Você entenderia, Ruy, porque também escrevia com o corpo encostado na terra. Ouvia o vento e os passos dos pastores. Enquanto o mundo contava cabeças, você contava respiros. Sabia que o chão é o primeiro laboratório da escuta. E que o vento, quando passa, não leva embora, ensina ritmo. A Educação Física (e toda prática que se diz de saúde) precisa reaprender o chão. Não o chão do pódio, mas o da convivência. O chão de oferta. O corpo não é máquina: é território. E o território pede cuidado, não comando.

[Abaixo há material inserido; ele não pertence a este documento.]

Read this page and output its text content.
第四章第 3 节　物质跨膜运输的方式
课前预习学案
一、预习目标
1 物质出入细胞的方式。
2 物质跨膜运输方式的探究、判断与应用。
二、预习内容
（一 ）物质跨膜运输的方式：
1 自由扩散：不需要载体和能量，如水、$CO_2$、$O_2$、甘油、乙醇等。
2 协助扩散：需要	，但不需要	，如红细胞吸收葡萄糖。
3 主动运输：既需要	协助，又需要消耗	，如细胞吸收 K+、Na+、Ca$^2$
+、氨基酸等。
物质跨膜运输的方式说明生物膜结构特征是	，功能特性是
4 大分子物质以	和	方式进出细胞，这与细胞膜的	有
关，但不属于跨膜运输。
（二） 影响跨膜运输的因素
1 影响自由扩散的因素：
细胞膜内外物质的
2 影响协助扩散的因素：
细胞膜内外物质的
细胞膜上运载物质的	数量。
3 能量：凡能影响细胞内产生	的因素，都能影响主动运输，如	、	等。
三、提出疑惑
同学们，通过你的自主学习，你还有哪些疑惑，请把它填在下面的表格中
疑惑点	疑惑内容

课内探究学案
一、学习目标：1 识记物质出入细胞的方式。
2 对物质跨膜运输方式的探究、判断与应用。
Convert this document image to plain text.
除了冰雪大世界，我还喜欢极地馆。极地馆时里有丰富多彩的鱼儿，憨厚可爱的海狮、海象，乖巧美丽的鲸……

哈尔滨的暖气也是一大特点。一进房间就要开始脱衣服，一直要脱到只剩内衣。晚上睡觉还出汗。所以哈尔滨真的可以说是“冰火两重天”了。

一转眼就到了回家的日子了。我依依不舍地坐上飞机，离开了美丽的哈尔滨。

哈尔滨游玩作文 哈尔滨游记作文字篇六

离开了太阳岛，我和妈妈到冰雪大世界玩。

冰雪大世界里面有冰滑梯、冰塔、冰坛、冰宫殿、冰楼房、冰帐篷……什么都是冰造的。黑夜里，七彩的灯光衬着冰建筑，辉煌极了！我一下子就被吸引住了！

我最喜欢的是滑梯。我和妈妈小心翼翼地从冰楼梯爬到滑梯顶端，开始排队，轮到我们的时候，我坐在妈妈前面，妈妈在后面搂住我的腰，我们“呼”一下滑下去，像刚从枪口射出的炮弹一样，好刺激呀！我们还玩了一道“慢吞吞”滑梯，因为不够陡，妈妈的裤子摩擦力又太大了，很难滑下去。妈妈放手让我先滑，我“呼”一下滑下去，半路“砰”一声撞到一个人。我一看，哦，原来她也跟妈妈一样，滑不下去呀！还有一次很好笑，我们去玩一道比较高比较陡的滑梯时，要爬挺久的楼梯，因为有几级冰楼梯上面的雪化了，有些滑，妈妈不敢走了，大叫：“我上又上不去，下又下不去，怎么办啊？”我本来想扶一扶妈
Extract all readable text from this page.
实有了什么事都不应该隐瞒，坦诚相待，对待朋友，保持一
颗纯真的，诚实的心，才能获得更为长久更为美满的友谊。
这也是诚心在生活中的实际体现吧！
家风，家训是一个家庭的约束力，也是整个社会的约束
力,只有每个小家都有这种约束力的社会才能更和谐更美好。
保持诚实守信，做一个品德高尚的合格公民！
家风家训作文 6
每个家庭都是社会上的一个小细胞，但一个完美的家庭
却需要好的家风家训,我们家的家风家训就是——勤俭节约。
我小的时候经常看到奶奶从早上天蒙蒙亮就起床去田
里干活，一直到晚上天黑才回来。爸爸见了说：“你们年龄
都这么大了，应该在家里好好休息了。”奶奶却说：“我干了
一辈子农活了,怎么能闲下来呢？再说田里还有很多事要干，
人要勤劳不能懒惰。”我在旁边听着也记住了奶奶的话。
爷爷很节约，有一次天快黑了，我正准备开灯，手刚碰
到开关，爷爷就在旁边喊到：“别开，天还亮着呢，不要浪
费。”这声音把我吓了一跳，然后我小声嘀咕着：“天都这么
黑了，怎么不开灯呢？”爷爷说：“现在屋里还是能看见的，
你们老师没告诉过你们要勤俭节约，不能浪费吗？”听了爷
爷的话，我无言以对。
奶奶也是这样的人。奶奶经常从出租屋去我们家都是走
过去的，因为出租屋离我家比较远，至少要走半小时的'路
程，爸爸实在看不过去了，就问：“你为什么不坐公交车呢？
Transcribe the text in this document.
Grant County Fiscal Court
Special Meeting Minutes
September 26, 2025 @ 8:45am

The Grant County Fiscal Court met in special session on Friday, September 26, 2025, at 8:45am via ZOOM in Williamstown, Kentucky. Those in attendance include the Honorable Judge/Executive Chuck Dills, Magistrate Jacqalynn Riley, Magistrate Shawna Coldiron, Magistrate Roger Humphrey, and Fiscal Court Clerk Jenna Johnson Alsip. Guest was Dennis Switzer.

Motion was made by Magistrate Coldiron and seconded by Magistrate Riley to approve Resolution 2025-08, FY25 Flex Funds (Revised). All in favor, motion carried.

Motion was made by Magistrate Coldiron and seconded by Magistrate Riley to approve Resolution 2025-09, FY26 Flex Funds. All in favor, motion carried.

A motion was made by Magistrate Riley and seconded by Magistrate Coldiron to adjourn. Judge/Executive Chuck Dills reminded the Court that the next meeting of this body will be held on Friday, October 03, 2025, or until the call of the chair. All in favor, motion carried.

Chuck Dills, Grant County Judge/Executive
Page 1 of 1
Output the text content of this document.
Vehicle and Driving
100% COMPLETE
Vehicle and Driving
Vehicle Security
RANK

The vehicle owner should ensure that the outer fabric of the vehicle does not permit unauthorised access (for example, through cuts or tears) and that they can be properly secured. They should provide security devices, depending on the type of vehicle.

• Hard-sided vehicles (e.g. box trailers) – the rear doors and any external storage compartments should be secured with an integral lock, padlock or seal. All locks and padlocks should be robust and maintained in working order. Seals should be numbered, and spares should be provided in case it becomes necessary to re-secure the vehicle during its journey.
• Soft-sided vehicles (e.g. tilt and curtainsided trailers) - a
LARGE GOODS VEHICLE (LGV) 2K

Foucault desconfiava do exame; eu desconfio do diagnóstico apressado. Deleuze desconfiava da representação; eu desconfio da pergunta que encerra. Stengers desconfiava da pressa; eu desconfio da escuta que não se demora. Toda anamnese que se quer viva precisa se permitir errância. Não para ser imprecisa, mas para ser fidedigna. É na errância que o corpo se apresenta inteiro. Talvez o que eu busque, sem nomear, seja uma política do primeiro contato: um modo de acolher que seja também modo de resistir. Resistir à pressa, ao número, à normalidade. Escutar, para isso, é o gesto mais subversivo que conheço.
No fim, escrever esta carta é inaugurar um novo gesto. Em meio a tantas formas já dadas, é um modo de reconhecer a primazia do desenho vital e seguir os agenciamentos que ainda resistem ao esquecimento da vida, da vida que excede o biológico. É propor ir além de uma anamnese (que mede, classifica e encerra) ao reivindicar uma anamnese que se demora, pergunta e cuida. Uma anamnese ampliada, que reconhece a saúde como travessia e o cuidado como modo de existir.
Porque talvez meu exercício – do corpo, da escrita, do cuidado – seja sempre isso: um ensaio de vida integral diante de um mundo que insiste em adoecer. E, enquanto houver fôlego, escrever será meu jeito de também respirar o mundo por dentro, senti-lo habitando em mim, e deixar que disso nasça o que ainda não tem nome, mas já se move.